I have only just stumbled upon this reply. What an ill thought out and quite frankly disgusting response. Firstly i opt not to use the encryption option, as the USB is plugged in and removed multiple times per day. Second, i am a working academic, and the mere suggestion around pornography is absolutely outrageous. Finally, you must be a complete cretin to suggest such a scenario, shame on you @Ed_P you vile being.
I have only just stumbled upon this reply. What an ill thought out and quite frankly disgusting response. Firstly i opt not to use the encryption option, as the USB is plugged in and removed multiple times per day. Second, i am a working academic, and the mere suggestion around pornography is absolutely outrageous. Finally, you must be a complete cretin to suggest such a scenario, shame on you @Ed_P you vile being.
And you FopaUK have no sense of humor!
Hi.
I’ve got write protection fault on SanDisk ExtremePro USB3.1 128GB flash drive.
I understand that the only way to go now it to RMA or recycle it.
But… the problem is that I’ll need to use this and really I don’t know what went wrong. Brand new drive, a few days old. Just regular use, fdisk->mkfs->dd->read. A few cycles.
The option into getting into endless RMA cycle is not very appealing to me.
Also, what to do? (Except avoiding)
The drive wasn’t designed for the type of use you are doing with it. You should look for something simpler.
look it is common knowlege a lot of usb drives are tossed because of firmware bugs INCLUDING a FAKE write protection INTENTIONALLY applied to a drive that failed to write data properly
all consumers ask is for a tool that resets that lockout by telling the firmware to ignore that bug an return to factory thereby destroying data but making a perfectly functional drive (maybe with a loss of that block of the nand flash) usable
I don’t care what marketing tells anyone it CAN BE FIXED WITH ACCESS TO SUCH A FACTOR RESET TOOL
sure it may no longer be 100% new in the sense of lost capacity and wear leveling records but 99.9999999999% of consumers don’t care if it dies again due to worn flash rather that it works longer than 2-3 weeks before a write error causes this pointless lockout
tool or gtfo nothing but a fix for this firmware bug or ability to bypass it by factory reset is acceptable
Sandisk company please create sandisk online recovery tool for write to protect
Try Warranty Replacement Process
If that doesn’t work return it to the seller.
Thank you
rj
Try this, insert the SD card in any DSLR, then FORMAT. Now TRY FORMATING in COMPUTER.
It worked for me.
Write protection from usb could be easily removed by reseting the setting from manage panel of usb and after removing certs chief privacy code it could be writeable.
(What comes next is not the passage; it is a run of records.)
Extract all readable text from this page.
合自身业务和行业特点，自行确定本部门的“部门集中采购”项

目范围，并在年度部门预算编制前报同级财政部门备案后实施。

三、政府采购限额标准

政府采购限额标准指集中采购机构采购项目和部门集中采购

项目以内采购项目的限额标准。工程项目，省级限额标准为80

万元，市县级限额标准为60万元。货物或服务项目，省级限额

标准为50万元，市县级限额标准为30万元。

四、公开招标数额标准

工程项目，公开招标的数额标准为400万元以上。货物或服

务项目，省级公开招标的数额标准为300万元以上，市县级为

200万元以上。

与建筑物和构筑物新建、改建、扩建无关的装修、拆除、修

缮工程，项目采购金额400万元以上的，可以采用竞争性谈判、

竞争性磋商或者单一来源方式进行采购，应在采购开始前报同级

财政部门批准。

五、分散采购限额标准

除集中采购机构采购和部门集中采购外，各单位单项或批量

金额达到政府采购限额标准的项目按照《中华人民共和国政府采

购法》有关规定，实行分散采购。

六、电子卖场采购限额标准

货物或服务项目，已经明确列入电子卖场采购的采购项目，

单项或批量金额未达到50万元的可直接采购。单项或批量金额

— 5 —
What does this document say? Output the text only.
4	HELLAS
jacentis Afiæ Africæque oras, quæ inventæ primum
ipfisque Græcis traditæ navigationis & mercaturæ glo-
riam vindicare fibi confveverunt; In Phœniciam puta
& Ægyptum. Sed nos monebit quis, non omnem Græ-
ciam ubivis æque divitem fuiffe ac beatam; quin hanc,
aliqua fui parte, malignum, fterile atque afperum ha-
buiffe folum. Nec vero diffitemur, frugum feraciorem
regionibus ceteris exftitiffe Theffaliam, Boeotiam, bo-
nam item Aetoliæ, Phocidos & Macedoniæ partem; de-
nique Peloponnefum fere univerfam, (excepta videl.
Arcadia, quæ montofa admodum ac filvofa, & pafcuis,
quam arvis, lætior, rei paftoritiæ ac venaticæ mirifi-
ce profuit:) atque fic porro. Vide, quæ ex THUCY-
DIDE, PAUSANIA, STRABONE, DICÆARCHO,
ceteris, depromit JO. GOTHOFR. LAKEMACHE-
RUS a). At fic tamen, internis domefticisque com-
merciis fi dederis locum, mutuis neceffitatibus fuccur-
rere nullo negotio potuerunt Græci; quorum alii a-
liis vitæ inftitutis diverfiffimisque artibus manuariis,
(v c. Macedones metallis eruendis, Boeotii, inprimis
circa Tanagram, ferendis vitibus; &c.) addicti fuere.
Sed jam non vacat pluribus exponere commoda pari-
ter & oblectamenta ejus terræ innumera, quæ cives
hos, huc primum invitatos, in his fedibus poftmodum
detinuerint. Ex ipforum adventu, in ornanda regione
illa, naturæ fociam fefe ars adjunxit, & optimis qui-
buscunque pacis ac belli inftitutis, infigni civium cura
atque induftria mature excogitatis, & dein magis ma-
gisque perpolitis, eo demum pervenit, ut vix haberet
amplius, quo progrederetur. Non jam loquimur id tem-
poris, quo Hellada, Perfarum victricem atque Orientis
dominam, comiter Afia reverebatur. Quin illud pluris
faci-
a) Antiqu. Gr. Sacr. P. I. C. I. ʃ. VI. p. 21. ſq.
If you don’t wanna format the USB, try editing Registry and running diskpart to remove its readonly attribute.
Get details
This is a firmware issue. We need tools to wipe, replace, or reset the firmware to default factory settings. It cannot be fixed from the operating system side. It’s the firmware that decides who can read or write to the USB, not the operating system.
Read Kathie’s link above.
years later … haha… Ok I found a fix that worked for me. I couldnt do anything with the flash drive in windows. So…
I put in in a linux pc. (Ubantu) . I used the “Disk” app that comes with Ubantu. It allowed me to delete all the partitions and then to format the drive.
After that it worked fine in windows again.
Good luck!
oops
I have the same problem with a 32GB Memory stick, write protected can’t delete anything from it. Very annoying.
hello ed_p. I know my password and have been using it for years (about three). I tried to remove the password through the “scandisk security” program so that I could use it on a computer without the program to unlock it (because I did not have administrative rights to install the program on that computer). when I removed the password it is still requiring me to enter the password, but now that password does not unlock the drive… ugh! thoughts?
@KSP.bell thanks for sharing the information
You don’t have to “install the program” to a computer just “run/execute the program” on a computer. And if it requires admin rights it might have worked by simply pressing Enter to the prompt. Many default users have Admin rights.
Now that we’ve covered the hindsight aspects, so you don’t lose all your USB files I recommend you contact Western Digital Customer Support for the safest way to proceed.